In Section 3.5(c) of the report it states that as part of the technical
assessment element of the recruitment process Mr Tuckley mentioned a website
about Bexley Council (Bexley-is-Bonkers which the complainant is associated
with) on which, from time to time numerous complaints, allegations and
concerns have been raised. Reference was not made to any specific allegations.
I believe that section is deliberately ambiguous, in order to cover up the fact
that both Tower Hamlets Council and the Commissioners would have been fully
aware that Mr Tuckley was the subject of a criminal allegation, which is
mentioned on the first page of the website.

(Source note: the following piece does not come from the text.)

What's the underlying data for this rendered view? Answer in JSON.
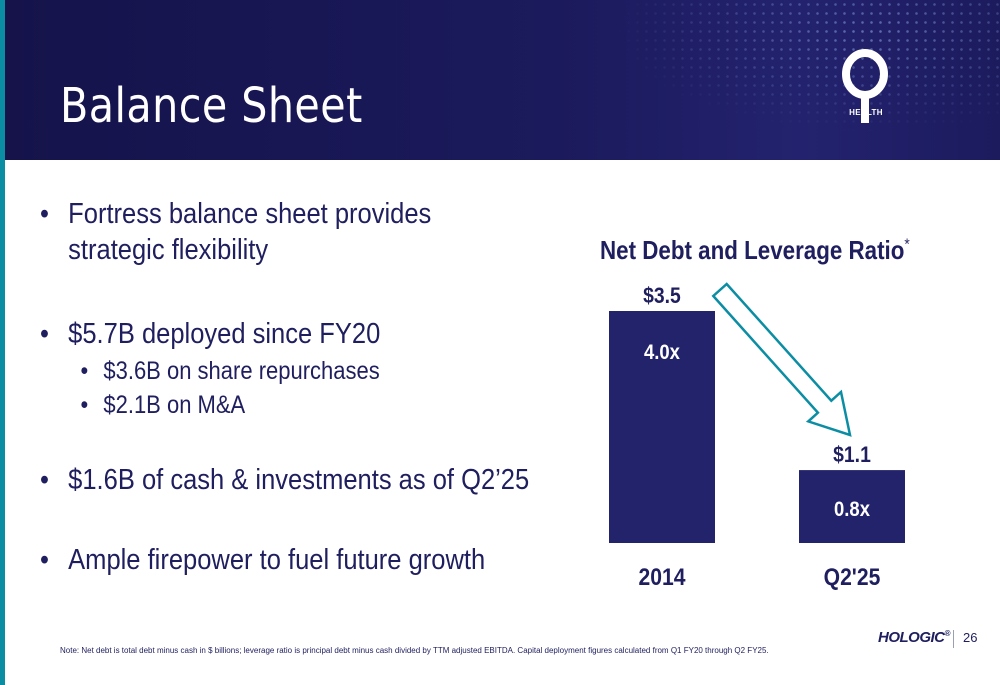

I also consider Mr Tuckley was disingenuous in not mentioning at any stage of
the selection process, the fact that he was the subject of a criminal
investigation, a fact he was aware of.
Evidence that Mr Tuckley never mentioned at any time during the selection
process, the fact that he was the subject of a criminal allegation, is contained
in Section 3.3 of the report, where it states - AFTER receiving the emailed
concerns of 20th August 2015, Mr. Tuckley was asked to comment on the comments of the email.
I am confident that had he mentioned the fact, he was aware that he would not
have been selected, bearing in mind the previous history of Tower Hamlets Council.
In Section 3.7 of the report it states that if the Council were concerned about
the available information, it could refer the matter back to the Appointments
Sub Committee for further consideration, HOWEVER, THIS WOULD CAUSE THE COUNCIL
TO BREACH THE SECRETARY OF STATE’S DIRECTIONS.
I consider that Tower Hamlets Council selection process was not carried out in
accordance with the requirements of the Officer Employment Procedure Rules.
By failing to defer the appointment, by referring the matter back to the
Appointments Sub Committee for reconsideration, Tower Hamlets Council failed to
take into account that all appointments be made on merit, in accordance with
Section 7 of the Local Government and Housing Act 1989.
In Section 3.5(b) of the report it states that the Commissioners have been
consulted about the matters in this report and they have confirmed that they
will remain satisfied should the Council proceed to confirm Mr Tuckley's appointment
If that statement is correct, I consider the Commissioners have failed
to carry out the responsibilities delegated to them by you, by not properly
supervising the selection process of the appointment of Chief Executive.
A major element of their failure was their reliance on information provided to
them, that was ambiguous and incorrect.
I also think their support of Tower Hamlets Council was due to the fact that had
the matter been referred back to the Appointments Sub Committee, which was the
proper course of action, Tower Hamlets Council would have been in breach of your directions.
This may have reflected badly on the Commissioners.
I am therefore requesting a full investigation into the failure of the
Commissioners to properly supervise the selection of Mr Will Tuckley as Chief
Executive of Tower Hamlets Council.
I look forward to your response.
Yours sincerely,
Michael Barnbrook, Inspector, Metropolitan Police (Retired),
As previously noted, with corruption being widespread, Mick’s letter has to be an open invitation
for someone to get the CPS to resolve Mr. Tuckley’s situation, to borrow
the
phrase used by the police to get councillor Craske off of a Misconduct charge.